Note that there is rarely a "left midfielder" and "right midfielder" – both play 'off' each other as a combined unit.

If one midfielder is attacking, the other always goes up the field with him in support. Both midfielders always attack or defend at the same time.

==Half-forwards==
===Right and left wing-forwards===
The role of the right and left wing-forward who wear, respectively, numbers 10 and number 12 jerseys, is to build up attacks and to feed the ball to the full-forward line and also taking shots on goal or above the bar when opportunities present themselves. The wing-forwards will cover much ground and utilising speedy wing-forwards to run at defences is a common tactic. They operate from the midfield to the opposition's 45 metre line. The right wing-forward's main opposing player is the left wing-back and vice versa.

Sometimes referred to as right/left half forward.

===Centre half-forward===

The role of the centre -forward who wears the number 11 jersey, is to build up attacks and feed the ball to the full-forward line. The centre -forward is responsible for taking shots on goal and points when opportunities present themselves. The centre forward will cover much ground and utilising speedy half forwards to run at defences is a common tactic. The centre forward also helps win breaking ball in the midfield, helping to win the possession to bring the ball forward. The centre forward operates from the midfield to the opposition's 45-metre line.

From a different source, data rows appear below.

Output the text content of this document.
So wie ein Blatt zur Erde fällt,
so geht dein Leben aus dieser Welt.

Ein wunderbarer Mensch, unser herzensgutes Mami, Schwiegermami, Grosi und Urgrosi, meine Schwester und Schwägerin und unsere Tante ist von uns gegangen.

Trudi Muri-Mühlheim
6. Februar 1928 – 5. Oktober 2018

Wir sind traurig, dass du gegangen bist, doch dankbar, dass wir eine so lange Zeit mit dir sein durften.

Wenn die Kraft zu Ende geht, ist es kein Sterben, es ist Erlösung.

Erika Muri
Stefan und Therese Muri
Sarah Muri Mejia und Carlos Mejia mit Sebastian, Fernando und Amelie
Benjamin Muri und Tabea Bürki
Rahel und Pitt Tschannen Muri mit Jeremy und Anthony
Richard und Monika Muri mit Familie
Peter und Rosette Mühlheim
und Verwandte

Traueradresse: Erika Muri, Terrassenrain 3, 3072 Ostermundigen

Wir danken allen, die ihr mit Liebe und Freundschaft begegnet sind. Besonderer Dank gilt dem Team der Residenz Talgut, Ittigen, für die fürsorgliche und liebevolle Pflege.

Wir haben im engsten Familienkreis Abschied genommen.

Sometimes referred to as half forward.

==Full-forwards==
===Left and right corner-forward===
The role of the left and right corner-forwards, who wear the number 13 and 15 jerseys respectively, is to watch the full-forward's breaks and to score points and goals. The full-forward line operates around the opposition's 21-metre line. The corner-forwards are generally marked by the corner-backs.

===Full-forward===
The role of the full-forward who wears the number 14 jersey is to score goals in particular although points are usually the outcome of their attempts on goal. The full-forward line operates around the opposition's 21-metre line. The full-forward is generally marked by the full back.

It is common for teams to employ a tall full-forward to pluck high balls from the sky and to challenge the size and strength of the full-back.

==Substitute==
Substitutes wear jersey numbers 16 upwards (usually up to 31). 16 is usually worn by the substitute goalkeeper, and the third choice goalkeeper usually wears the number 31 jersey.